Doña Carmen.
No había tarde en que el piano de Carmen callara. Y nadie la culpaba de no querer salir a jugar como sus demás hermanos. Toluca siempre había sido una ciudad gris, con una incomprensible sensación de tristeza que flotaba etérea entre sus viejos edificios; además de que cada tercer día la lluvia se dejaba caer con toda su fuerza. Carmen lo sabía, el año pasado había contado únicamente doce días de su amado sol.
Aquella niña bien pudo haber sido hija del astro mayor, con su cabello leonino entre rojizo y dorado, y sus ojos color agua. Pero era una niña muy extraña, en contadas ocasiones la oías hablar, podían pasar semanas enteras en que la chiquilla no pronunciara palabra; por lo mismo, sus padres se negaban a mandarla a la escuela. Su educación corría a cargo de Tía Mercedes, una monjita arrugada y regañona que le enseñaba a leer y escribir.
Eso no la alejaba de hacer las diabluras que todo niño hacía. Una vez vendió sus costosas muñecas de porcelana china por cuarenta limones maduros que llevaba una marchanta por enfrente de su casa, pues quería poner un puesto de limonada en el tercer día de sol del año. Se ganó una nalgada por parte de su padre, un discurso cargado de la culpa católica de su madre, y que al día siguiente la lluvia ensuciara las jarras llenas limonada que había dejado en el jardín. Como siempre, al pedirle una explicación, Carmen callaba.

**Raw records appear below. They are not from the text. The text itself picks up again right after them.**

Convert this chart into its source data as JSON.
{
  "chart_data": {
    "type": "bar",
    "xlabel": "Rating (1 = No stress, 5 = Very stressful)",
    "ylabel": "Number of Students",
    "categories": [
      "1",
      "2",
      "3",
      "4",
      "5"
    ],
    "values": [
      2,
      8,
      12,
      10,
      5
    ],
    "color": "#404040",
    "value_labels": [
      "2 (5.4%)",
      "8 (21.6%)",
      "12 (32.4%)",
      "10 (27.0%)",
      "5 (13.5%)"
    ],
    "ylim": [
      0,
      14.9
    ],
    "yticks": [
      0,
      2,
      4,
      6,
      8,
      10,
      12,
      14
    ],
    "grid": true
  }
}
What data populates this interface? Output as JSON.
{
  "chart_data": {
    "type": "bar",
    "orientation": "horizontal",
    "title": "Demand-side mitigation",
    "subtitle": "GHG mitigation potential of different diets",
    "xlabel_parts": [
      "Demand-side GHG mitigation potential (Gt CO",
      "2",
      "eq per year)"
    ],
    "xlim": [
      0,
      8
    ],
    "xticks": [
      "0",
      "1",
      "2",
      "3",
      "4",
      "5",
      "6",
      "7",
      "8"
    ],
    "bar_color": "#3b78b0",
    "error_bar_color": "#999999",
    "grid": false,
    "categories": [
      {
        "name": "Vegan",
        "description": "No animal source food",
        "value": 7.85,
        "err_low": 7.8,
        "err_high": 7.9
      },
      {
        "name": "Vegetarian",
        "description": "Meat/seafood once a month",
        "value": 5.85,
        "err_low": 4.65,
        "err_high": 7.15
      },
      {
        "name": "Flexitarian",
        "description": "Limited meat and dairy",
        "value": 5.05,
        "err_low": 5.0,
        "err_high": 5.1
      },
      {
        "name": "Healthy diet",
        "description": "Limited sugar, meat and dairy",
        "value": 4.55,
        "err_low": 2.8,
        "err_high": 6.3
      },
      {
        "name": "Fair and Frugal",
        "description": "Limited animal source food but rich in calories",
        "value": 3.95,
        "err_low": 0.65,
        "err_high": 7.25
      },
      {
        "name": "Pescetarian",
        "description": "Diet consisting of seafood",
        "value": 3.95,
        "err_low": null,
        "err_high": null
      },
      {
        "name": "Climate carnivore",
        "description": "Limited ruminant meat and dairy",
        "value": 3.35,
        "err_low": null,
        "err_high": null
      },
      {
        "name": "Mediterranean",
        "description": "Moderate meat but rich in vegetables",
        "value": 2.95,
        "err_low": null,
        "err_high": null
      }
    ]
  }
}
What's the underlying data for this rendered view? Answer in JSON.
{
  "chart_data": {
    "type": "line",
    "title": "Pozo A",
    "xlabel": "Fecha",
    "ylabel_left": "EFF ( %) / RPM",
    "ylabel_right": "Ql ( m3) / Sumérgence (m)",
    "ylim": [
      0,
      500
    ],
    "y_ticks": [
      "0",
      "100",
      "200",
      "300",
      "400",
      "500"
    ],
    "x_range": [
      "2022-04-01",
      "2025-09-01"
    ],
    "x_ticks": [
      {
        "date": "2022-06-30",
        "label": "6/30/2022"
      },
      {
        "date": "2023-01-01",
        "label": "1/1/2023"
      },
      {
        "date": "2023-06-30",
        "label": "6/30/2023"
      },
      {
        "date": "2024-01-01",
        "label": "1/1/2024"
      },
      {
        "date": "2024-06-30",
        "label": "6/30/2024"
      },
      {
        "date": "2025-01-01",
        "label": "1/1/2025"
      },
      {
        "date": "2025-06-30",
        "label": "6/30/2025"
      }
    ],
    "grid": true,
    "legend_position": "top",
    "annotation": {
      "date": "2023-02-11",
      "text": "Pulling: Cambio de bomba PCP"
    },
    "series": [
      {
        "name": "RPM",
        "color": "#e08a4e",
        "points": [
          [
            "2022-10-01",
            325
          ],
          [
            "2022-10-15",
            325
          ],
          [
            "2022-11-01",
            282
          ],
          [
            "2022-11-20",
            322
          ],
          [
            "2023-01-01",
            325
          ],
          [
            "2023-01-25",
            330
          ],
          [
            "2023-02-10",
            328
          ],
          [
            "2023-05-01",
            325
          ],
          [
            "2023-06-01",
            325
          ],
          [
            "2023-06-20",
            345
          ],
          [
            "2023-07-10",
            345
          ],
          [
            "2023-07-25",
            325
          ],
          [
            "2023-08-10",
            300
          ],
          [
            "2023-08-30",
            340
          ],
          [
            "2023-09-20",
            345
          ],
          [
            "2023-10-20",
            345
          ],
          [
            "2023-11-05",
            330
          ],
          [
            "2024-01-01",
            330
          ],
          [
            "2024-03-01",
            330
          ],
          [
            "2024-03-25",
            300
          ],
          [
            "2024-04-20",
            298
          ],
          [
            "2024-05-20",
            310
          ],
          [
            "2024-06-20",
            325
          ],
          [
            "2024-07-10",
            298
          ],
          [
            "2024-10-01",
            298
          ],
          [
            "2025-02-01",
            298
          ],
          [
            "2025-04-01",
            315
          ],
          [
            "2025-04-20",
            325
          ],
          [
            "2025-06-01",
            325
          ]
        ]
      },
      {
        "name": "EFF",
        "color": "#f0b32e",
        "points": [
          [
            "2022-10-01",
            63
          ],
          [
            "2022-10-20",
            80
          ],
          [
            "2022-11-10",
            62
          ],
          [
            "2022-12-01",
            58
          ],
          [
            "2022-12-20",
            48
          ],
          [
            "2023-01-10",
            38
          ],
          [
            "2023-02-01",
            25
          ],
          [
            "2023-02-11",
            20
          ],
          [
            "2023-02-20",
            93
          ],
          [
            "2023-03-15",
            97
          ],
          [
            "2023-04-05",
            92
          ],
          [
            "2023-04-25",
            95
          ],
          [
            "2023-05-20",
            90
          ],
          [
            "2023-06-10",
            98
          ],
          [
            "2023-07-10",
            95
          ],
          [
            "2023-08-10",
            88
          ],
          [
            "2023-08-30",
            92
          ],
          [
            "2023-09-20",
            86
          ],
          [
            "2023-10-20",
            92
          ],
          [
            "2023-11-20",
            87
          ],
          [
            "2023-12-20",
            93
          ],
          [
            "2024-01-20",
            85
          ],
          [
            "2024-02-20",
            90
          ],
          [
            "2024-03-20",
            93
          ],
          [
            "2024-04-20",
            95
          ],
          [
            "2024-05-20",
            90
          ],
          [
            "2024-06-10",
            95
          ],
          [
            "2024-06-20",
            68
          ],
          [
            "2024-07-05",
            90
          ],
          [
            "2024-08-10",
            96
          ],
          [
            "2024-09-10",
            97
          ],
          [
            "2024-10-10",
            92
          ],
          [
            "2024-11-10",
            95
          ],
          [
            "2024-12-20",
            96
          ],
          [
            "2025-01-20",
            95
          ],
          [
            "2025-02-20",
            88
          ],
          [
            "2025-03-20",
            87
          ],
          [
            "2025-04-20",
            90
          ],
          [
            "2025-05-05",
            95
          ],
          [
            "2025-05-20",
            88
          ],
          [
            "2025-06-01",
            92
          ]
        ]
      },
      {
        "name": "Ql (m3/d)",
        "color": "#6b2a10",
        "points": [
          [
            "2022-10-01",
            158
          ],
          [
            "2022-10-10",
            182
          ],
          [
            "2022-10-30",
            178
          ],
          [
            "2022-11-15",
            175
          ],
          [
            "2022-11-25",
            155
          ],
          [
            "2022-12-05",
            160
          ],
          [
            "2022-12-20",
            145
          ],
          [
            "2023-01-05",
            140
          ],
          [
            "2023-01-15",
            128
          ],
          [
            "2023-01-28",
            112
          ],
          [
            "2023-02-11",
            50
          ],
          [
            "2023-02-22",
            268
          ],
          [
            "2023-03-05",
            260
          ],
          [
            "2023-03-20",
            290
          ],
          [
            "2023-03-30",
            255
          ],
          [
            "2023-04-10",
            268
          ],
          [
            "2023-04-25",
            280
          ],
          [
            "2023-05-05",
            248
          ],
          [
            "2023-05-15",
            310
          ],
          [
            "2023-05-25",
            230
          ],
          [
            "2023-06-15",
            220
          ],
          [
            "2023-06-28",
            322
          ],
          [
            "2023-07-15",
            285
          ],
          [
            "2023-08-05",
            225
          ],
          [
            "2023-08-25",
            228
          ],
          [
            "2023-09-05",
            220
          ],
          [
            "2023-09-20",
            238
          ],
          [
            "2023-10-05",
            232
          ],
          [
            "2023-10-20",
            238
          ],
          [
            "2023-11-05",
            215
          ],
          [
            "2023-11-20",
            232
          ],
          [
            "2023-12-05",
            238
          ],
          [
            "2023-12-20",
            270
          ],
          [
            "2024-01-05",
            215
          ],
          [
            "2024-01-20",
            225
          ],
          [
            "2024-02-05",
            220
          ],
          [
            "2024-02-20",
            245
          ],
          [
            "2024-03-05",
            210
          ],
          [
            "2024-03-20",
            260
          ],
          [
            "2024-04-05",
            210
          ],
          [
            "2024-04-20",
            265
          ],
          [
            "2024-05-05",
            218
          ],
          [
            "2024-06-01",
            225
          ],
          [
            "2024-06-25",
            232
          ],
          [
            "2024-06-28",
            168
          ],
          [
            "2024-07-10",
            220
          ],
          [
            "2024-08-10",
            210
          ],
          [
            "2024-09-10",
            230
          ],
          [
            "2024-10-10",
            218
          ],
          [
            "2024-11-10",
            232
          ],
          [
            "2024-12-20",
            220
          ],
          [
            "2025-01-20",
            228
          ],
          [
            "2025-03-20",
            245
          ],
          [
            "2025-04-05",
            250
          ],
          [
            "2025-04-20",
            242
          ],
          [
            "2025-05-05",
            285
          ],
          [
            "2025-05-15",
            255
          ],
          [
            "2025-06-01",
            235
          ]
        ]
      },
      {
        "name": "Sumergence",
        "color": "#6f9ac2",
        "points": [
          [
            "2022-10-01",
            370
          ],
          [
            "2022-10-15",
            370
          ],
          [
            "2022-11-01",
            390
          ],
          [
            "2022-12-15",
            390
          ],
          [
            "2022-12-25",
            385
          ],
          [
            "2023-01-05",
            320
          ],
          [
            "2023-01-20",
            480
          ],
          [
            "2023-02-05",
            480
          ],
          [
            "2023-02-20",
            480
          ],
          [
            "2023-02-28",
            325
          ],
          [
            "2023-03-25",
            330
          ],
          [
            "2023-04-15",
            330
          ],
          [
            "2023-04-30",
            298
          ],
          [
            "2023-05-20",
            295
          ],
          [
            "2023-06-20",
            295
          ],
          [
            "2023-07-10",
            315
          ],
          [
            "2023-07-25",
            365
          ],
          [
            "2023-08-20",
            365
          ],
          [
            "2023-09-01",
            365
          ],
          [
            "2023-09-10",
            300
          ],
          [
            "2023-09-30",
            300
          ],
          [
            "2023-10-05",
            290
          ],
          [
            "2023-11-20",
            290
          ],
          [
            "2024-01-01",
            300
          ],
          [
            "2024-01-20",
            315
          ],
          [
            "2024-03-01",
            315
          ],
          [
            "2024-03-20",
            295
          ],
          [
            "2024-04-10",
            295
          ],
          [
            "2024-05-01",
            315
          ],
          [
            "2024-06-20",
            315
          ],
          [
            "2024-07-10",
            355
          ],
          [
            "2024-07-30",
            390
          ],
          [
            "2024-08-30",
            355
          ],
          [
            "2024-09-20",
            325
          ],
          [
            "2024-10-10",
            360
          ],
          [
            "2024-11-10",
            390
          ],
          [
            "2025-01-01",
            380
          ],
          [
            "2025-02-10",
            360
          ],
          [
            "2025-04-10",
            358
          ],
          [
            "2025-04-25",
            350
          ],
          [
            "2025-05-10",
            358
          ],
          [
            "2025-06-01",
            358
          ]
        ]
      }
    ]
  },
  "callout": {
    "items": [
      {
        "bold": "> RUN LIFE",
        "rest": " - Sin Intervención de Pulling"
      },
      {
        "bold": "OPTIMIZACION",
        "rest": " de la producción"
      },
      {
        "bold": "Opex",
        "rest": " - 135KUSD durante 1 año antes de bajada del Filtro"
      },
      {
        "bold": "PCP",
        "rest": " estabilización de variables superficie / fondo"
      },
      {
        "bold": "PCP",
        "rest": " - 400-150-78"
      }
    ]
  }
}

Los días pasaban mejor delante del piano, y siempre lo visitaba disfrazada de alguien diferente. Había días que se vestía de conejo, otros de abeja, a veces usaba la pipa y la gabardina de su padre. El colmo fue cuando robó el hábito de Tía Mercedes y comenzó a tocar el Réquiem de Mozart vestida de monja. Tía Mercedes se enfureció y cada vez que Carmen no le contestaba a sus reproches, le daba un buen pellizquito de monjita y le pedía paciencia a Dios mientras se persignaba tres veces.
A su madre le desesperaban los silencios de su hija menor. Con frecuencia la ponía a prueba. Le decía que no podría comer a menos de que pidiera comer por favor, acto seguido Carmen salía de la cocina, para regresar un minuto después con una nota donde se leía “Tengo hambre, pido comer por favor”.
La solución, desde el punto de vista del robusto y severo padre de Carmen, era traer a un especialista del leguaje que tratara con su hija. Vino el especialista, un doctor de gran renombre y revisó las cuerdas bucales de Carmen y le hizo pruebas de habilidad mental. La niña tenía sus cuerdas sin problemas, un cerebro prodigioso. El especialista quiso entablar una conversación con ella, pero la niña, cada vez que le preguntaba por qué no quería hablar, dejaba de tocar el piano y señalaba el cielo nublado. La conclusión fue que la niña simplemente estaba loca.
La madre lloró más que la lluvia misma, el padre tomo una foto de su hija y lo aventó a la basura y Tía Mercedes insistía en llamar a un exorcista para que le colocara un crucifijo en la cabeza.
La niña Carmen salió de la casa rumbo a la Clínica de Enfermedades en Mentales en Atlacomulco, un lluvioso día de verano; donde por primera vez, a sus diez años de edad, ella vio la lluvia caer mientras un tímido sol apenas se asomaba para que un arco de colores cruzara del cielo a la tierra. Carmen estaba maravillada y reía feliz en al parte de atrás del carro. Sus padres eran los que ahora callaban al saber que su hija se reía sola porque estaba loca.
En la Clínica de Enfermedades Mentales de Atlacomulco, hoy puedes visitar a sus muchos personajes, pero no hay nadie más adorable que la Doña Carmen: una señora que debió ser una mujer muy guapa, con cabello rubio rojizo y ojos azul agua, siempre vestida con los colores del arcoiris y tocando el viejo piano de la sala común. Solo habla contigo si la sacas al jardín y le invitas un vaso de limonada, siempre cuando el sol brille alto en el cielo.